Nearly one in three fear their company will close before the end of this year, primarily as the long-term effects of Brexit start to bite, according to alarming data shared with City A.M. this week.
A slightly bigger number, 37 per cent, don’t think their business will survive until the end of 2027, as more than half (54 per cent) of UK business owners indicated they found 2021 to be a more challenging year for their business than 2020.
Brexit was and continues to be a real obstacle, the entrepreneurs said, with 73 per cent of those taking part in a countrywide-survey by One World Express saying their business has seen zero benefit from the UK’s departure from the EU.
A quarter of UK businesses were significantly impacted by Brexit last year and one in three of respondents said their company experienced difficulties when attempting to secure working visas for EU based employees in 2021, while 43 per cent faced supply chain disruption.
Import and export drop
As the overwhelming majority (73 per cent) of business leaders said their organisation has seen no benefits from Brexit, a quarter made a conscious decision to move away from importing or exporting to or from the EU in 2021.

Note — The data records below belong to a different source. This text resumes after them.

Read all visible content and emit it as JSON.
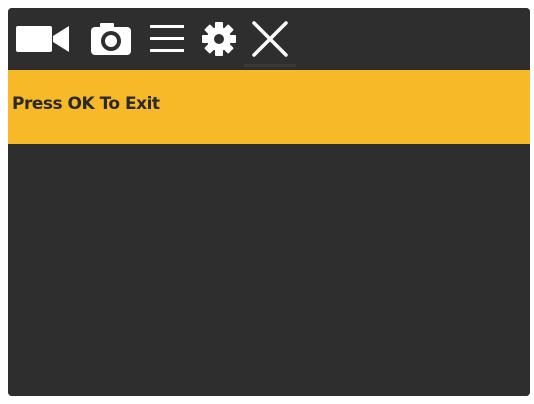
{
  "toolbar": {
    "icons": [
      "video-camera-icon",
      "camera-icon",
      "menu-icon",
      "settings-gear-icon",
      "close-icon"
    ],
    "selected": "close-icon"
  },
  "banner": {
    "text": "Press OK To Exit"
  },
  "colors": {
    "accent": "#f7b928",
    "background": "#2e2e2e",
    "icon": "#ffffff"
  }
}
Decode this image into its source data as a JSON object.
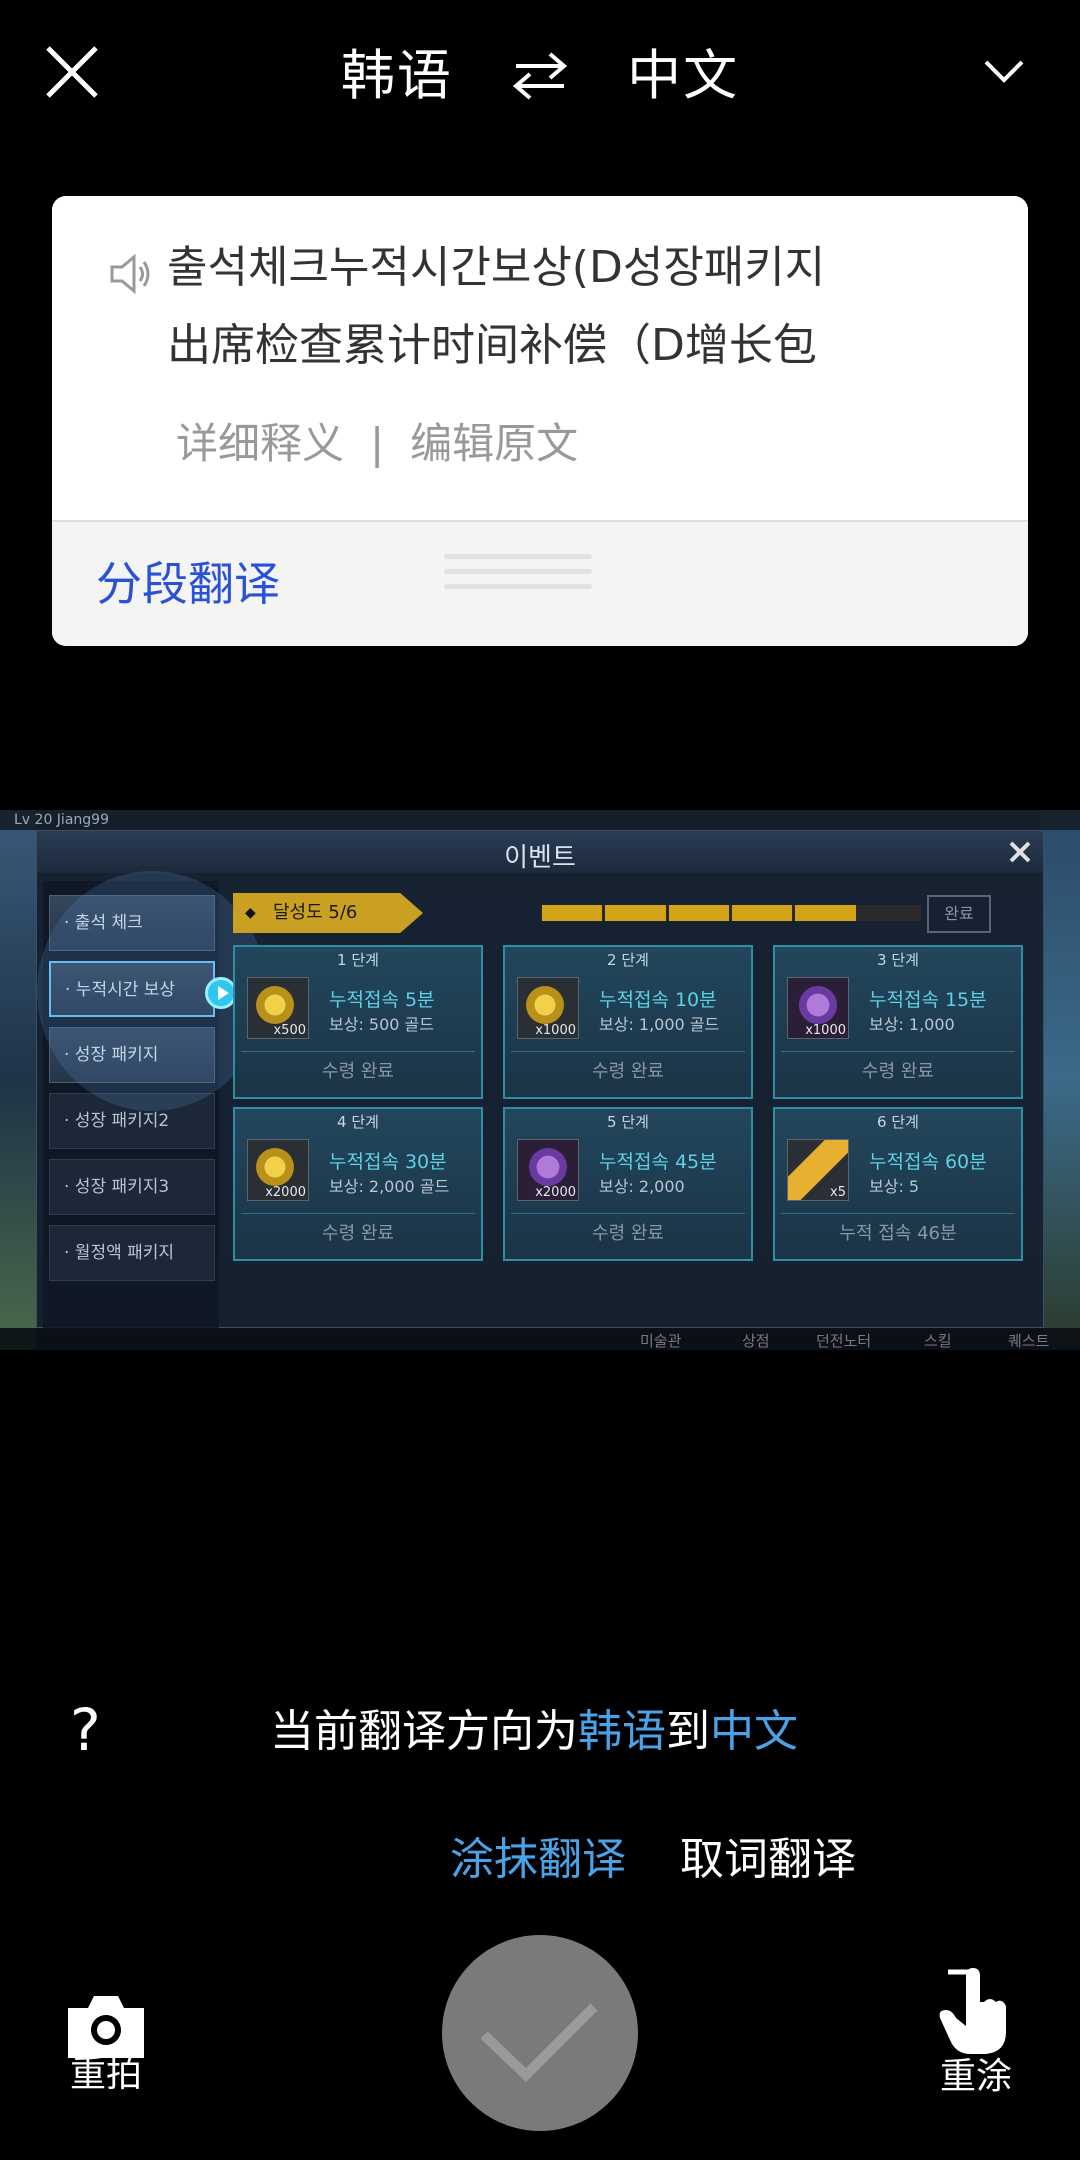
{
  "header": {
    "source_lang": "韩语",
    "target_lang": "中文"
  },
  "result_card": {
    "source_text": "출석체크누적시간보상(D성장패키지",
    "translated_text": "出席检查累计时间补偿（D增长包",
    "detail_link": "详细释义",
    "separator": "|",
    "edit_link": "编辑原文",
    "segment_button": "分段翻译"
  },
  "captured_image": {
    "top_strip_text": "Lv 20 Jiang99",
    "panel_title": "이벤트",
    "menu": [
      {
        "label": "· 출석 체크"
      },
      {
        "label": "· 누적시간 보상"
      },
      {
        "label": "· 성장 패키지"
      },
      {
        "label": "· 성장 패키지2"
      },
      {
        "label": "· 성장 패키지3"
      },
      {
        "label": "· 월정액 패키지"
      }
    ],
    "progress_label": "달성도 5/6",
    "progress": {
      "completed": 5,
      "total": 6
    },
    "done_badge": "완료",
    "tiles": [
      {
        "stage": "1 단계",
        "name": "누적접속 5분",
        "reward": "보상: 500 골드",
        "qty": "x500",
        "status": "수령 완료",
        "icon": "gold-coin-icon"
      },
      {
        "stage": "2 단계",
        "name": "누적접속 10분",
        "reward": "보상: 1,000 골드",
        "qty": "x1000",
        "status": "수령 완료",
        "icon": "gold-coin-icon"
      },
      {
        "stage": "3 단계",
        "name": "누적접속 15분",
        "reward": "보상: 1,000",
        "qty": "x1000",
        "status": "수령 완료",
        "icon": "purple-gem-icon"
      },
      {
        "stage": "4 단계",
        "name": "누적접속 30분",
        "reward": "보상: 2,000 골드",
        "qty": "x2000",
        "status": "수령 완료",
        "icon": "gold-coin-icon"
      },
      {
        "stage": "5 단계",
        "name": "누적접속 45분",
        "reward": "보상: 2,000",
        "qty": "x2000",
        "status": "수령 완료",
        "icon": "purple-gem-icon"
      },
      {
        "stage": "6 단계",
        "name": "누적접속 60분",
        "reward": "보상: 5",
        "qty": "x5",
        "status": "누적 접속 46분",
        "icon": "golden-key-icon"
      }
    ],
    "bottom_tabs": [
      "미술관",
      "상점",
      "던전노터",
      "스킬",
      "퀘스트"
    ]
  },
  "bottom": {
    "help": "?",
    "direction_prefix": "当前翻译方向为",
    "direction_src": "韩语",
    "direction_mid": "到",
    "direction_dst": "中文",
    "mode_smear": "涂抹翻译",
    "mode_word": "取词翻译",
    "retake_label": "重拍",
    "repaint_label": "重涂"
  },
  "colors": {
    "accent_blue": "#4aa3e8",
    "link_blue": "#2a52d6",
    "confirm_gray": "#7a7a7a"
  }
}
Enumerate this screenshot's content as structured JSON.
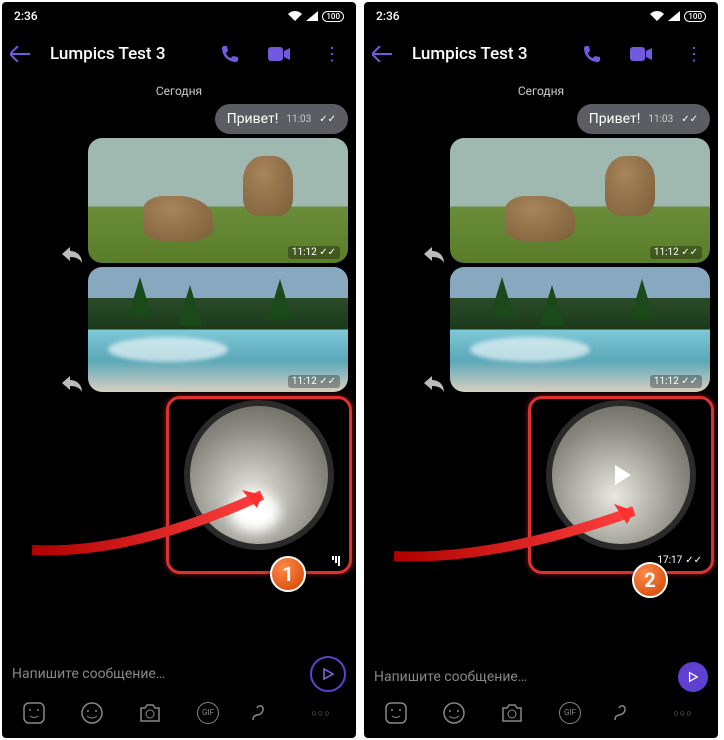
{
  "status": {
    "time": "2:36",
    "battery": "100"
  },
  "header": {
    "chat_title": "Lumpics Test 3"
  },
  "date_divider": "Сегодня",
  "messages": {
    "greeting": {
      "text": "Привет!",
      "time": "11:03"
    },
    "photo1": {
      "time": "11:12",
      "alt": "groundhogs-photo"
    },
    "photo2": {
      "time": "11:12",
      "alt": "river-forest-photo"
    }
  },
  "video": {
    "state_uploading": "uploading",
    "state_ready_time": "17:17"
  },
  "composer": {
    "placeholder": "Напишите сообщение…"
  },
  "markers": {
    "first": "1",
    "second": "2"
  },
  "icons": {
    "back": "←",
    "call": "phone",
    "video_call": "camera",
    "more": "⋮",
    "share": "↪",
    "sticker": "sticker",
    "smile": "smile",
    "camera": "camera",
    "gif": "GIF",
    "mic": "mic",
    "more_h": "•••",
    "send": "▷"
  },
  "colors": {
    "accent": "#7359de",
    "highlight": "#e03030",
    "marker": "#d04000"
  }
}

Moreover, the data showed that half of business leaders consider the potential emergence of new Covid variants to be the greatest threat to their businesses in 2022.
“Brexit was always going to present challenges to UK businesses, but these have been compounded by the pandemic,” explained Atul Bhakta, CEO of One World Express, this morning.
“This double threat has resulted in staff shortages and supply chain problems, with Brexit adding new red tape on top of this.”
“With further uncertainty created by the Omicron variant, it is little wonder that so many business leaders are concerned about the survival of their organisation,” Bhakta added.
He pointed out many businesses are looking at non-EU markets now.
“Indeed, trade between UK and non-EU countries have remained strong throughout 2021. After all, customs rules for such countries have remained unchanged despite Brexit, making the pursuit of trade opportunities beyond the EU seem a more attractive prospect,” he concluded.
UK businesses’ focus on exporting to the EU was highlighted by fresh data published this morning, namely that Brexit could reduce the UK’s exports to the EU by -7.73 per cent by 2025.
This is largely because smaller EU countries are benefitting from Britain’s departure from the European Union, according to the report by City broker IG Group, which evaluated export data to determine the impact of Brexit on international trade and to show areas of potential growth.
The top three countries that benefitted from Brexit were Finland, Luxembourg, and Portugal.
Other countries that benefited from the vacuum left by the UK after Brexit included Ireland, Croatia, Greece, Lithuania, and Cyprus. The highest proportional increases occur in locations where trade was smaller to begin with, the firm found.
For example, in Finland, exports of aircraft, spacecraft and parts thereof beat estimates by 11,715.28 per cent, at €102.71m instead of its predicted €0.87m.
Meanwhile, Luxembourg’s actual figures for exports show an increase of 2017.99 per cent above estimates, at €16.38m instead of €0.77m.#
The firm’s City analysts gathered export data from the UK, countries from the EU, and some additional selected countries, to identify trends stemming from the impact of various factors that occurred during 2020.
The team evaluated the UK’s main exports prior to Brexit, such as precious metals, vehicles, and pharmaceutical products, alongside the top exporters of the same products in the EU and Singapore to understand which countries were able to increase exports.